At last we were on a saddle of the divide, a mile above sea-level, in a hut built years ago for temporary lodgment of cattle-men herding on the grassy “balds” of the Smokies. A sagging clapboard roof covered its two rooms and the open space between them that we called our “entry.” The State line between North Carolina and Tennessee ran through this uninclosed hallway. The Carolina room had a puncheon floor and a clapboard table, also better bunks than its mate; but there had risen a stiff southerly gale that made the chimney smoke so abominably that we were forced to take quarters in the neighbor State.

Granville lifted the lid from a big Dutch oven and reported “Bread’s done.”

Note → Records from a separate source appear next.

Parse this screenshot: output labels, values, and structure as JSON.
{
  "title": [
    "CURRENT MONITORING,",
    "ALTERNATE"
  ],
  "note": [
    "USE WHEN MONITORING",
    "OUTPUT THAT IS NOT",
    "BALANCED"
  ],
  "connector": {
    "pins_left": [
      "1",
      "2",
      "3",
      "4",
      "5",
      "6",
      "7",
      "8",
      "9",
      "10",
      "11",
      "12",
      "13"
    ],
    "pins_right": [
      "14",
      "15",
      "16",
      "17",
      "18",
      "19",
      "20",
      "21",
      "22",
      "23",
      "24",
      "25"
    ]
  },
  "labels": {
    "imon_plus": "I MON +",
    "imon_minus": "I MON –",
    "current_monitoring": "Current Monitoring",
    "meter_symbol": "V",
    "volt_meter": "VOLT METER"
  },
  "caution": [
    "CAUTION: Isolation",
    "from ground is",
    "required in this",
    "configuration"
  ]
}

There was a flash in the frying-pan, a curse and a puff from Little John. The coffee-pot boiled over. We gathered about the hewn benches that served for tables, and sat à la Turc upon the ground. For some time there was no sound but the gale without and the munching of ravenous men.

“If this wind ’ll only cease afore mornin’, we’ll git us a bear to-morrow.”

A powerful gust struck the cabin, by way of answer; a great roaring surged up from the gulf of Defeat, from Desolation, and from the other forks of Bone Valley—clamor of ten thousand trees struggling with the blast.

“Hit’s gittin’ wusser.”

“Any danger of this roost being blown off the mountain?” I inquired.

“Hit’s stood hyur twenty year through all the storms; I reckon it can stand one more night of it.”

“A man couldn’t walk upright, outside the cabin,” I asserted, thinking of the St. Louis tornado, in which I had lain flat on my belly, clinging to an iron post.

The hunchback turned to me with a grave face. “I’ve seed hit blow, here on top o’ Smoky, till a hoss couldn’t stand up agin it. You’ll spy, to-morrow, whar several trees has been wind-throwed and busted to kindlin’.”